Coincidentally, the Cambridge team bus has been used by Villa in the past, but the seating plan is very different.
"We have five or six staff members – the goalkeeper's trainer, the assistant, the sports scientist, the analyst and I," added Calderwood.
"On that bus at Villa there were 15 staff members and one chef!
"This is the right way to do it, but you can do it at this level with the right protocol and excellent levels of professionalism.
"I have to commend the staff here for their efforts."
Calderwood is widely recognized as an experienced assistant after years spent alongside Chris Hughton in Newcastle, Birmingham City, Norwich and Brighton.
But there was a time when it was hot alone, winning promotion as head of Northampton and Nottingham Forest before a spell in Hibernian that admits did not go right to the floor.
During his most recent spell, the 54-year-old has traveled the country watching the games, studied management style at the Saracens Rugby Club and "walked the dog for longer than usual".
"I did the full spectrum of Nuneaton and Under-23 games until Barcelona against Tottenham in the Champions League," he continued.
"It gave me the opportunity to go out on Saturday in a different way.
"At that point I've never been relaxed about things.
"I missed the buzz and the work environment every day.
"But I wanted to be a manager again."
So there were moments "what am I doing here" for the boss since I left behind practical pulls and structures at the vanguard at Villa?
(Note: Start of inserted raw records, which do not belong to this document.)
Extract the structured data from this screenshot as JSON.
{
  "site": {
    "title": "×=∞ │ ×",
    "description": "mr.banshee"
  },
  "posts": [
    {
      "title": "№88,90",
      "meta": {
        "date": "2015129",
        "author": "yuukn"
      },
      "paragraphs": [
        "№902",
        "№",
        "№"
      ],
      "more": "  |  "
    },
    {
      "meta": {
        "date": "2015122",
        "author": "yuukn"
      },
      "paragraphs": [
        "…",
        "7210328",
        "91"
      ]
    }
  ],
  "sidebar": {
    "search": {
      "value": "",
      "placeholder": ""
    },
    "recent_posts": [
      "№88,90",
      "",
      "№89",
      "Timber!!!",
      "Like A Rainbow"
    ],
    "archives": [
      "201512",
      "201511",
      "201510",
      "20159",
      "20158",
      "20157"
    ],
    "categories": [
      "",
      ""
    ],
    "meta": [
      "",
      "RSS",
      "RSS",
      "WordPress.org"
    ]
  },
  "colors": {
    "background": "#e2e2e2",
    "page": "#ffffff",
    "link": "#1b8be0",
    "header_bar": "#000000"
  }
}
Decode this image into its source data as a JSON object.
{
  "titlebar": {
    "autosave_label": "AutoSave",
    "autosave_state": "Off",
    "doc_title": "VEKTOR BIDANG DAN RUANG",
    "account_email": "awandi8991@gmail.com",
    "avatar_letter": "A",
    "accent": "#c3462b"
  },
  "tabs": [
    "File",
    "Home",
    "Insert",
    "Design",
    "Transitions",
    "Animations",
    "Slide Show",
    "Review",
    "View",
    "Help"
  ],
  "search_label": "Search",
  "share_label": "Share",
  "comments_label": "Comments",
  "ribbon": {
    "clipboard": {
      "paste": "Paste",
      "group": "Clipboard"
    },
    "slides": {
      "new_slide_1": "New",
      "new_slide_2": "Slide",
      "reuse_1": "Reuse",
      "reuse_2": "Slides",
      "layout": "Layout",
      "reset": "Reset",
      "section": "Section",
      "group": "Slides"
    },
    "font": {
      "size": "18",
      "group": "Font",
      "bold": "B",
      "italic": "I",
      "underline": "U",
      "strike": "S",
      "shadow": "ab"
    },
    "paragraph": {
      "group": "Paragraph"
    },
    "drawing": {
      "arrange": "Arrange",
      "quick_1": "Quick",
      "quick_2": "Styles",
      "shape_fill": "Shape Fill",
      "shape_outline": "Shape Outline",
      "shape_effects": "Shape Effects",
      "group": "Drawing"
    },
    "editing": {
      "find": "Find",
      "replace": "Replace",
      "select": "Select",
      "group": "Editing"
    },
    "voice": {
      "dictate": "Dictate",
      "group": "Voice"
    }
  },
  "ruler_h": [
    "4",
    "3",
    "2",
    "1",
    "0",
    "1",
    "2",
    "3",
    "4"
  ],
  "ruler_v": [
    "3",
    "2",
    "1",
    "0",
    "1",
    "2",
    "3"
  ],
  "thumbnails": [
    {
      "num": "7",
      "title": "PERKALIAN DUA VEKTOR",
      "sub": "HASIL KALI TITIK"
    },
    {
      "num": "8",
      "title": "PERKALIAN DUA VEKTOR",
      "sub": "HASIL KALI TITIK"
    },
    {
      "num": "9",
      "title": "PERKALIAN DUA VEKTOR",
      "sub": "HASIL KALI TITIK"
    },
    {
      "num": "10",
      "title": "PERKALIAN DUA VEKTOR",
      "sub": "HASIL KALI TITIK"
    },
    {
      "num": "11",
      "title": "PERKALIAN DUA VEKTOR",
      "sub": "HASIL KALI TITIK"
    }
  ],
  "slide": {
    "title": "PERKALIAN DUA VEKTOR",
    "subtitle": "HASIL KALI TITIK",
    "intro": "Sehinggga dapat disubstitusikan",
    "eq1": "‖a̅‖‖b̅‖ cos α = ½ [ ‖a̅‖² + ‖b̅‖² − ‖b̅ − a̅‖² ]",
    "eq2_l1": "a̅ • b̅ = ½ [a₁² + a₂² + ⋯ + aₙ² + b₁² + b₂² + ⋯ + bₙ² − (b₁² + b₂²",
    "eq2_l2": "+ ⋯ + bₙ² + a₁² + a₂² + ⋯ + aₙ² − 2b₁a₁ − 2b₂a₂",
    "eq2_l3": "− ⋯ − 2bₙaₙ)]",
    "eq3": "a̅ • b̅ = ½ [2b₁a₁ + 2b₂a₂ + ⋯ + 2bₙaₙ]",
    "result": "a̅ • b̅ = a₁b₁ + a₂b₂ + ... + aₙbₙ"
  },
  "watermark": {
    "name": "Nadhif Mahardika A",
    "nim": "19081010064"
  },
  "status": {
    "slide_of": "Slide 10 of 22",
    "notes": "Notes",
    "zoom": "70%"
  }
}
"Probably last week I noticed," he said.
"There was not an indoor facility to use or a gym (when the snow went down).
"But once you're gone, you're gone.
"I wanted to get back into management.
"Deciding to follow the path of the assistant in the past prevented me from becoming a manager in several clubs, yes.
"I've been with Chris (Hughton) in four big clubs.
"But I would not have changed it just for that.
"I was certainly selfish but for me they were excellent opportunities.
"Newcastle, Birmingham City, Norwich, Brighton, Villa – all the big clubs.
"I'm not doing too well in the playoffs, mind you!
"In this job I felt safer than before, though.
"In a sense there is less pressure from week to week when you are trying to keep a club in the division because you do not have to win every week.
"But there is more pressure in general because there is no insurance policy.
"You can not hide behind a result and say" we are close to automatic or play-off "because we are not.
"Keeping this season is the brief, so next year I want us to become a team that people enjoy watching."
Keeping the cabbages out of the Abbey Stadium will be a sign that it's going in the right direction.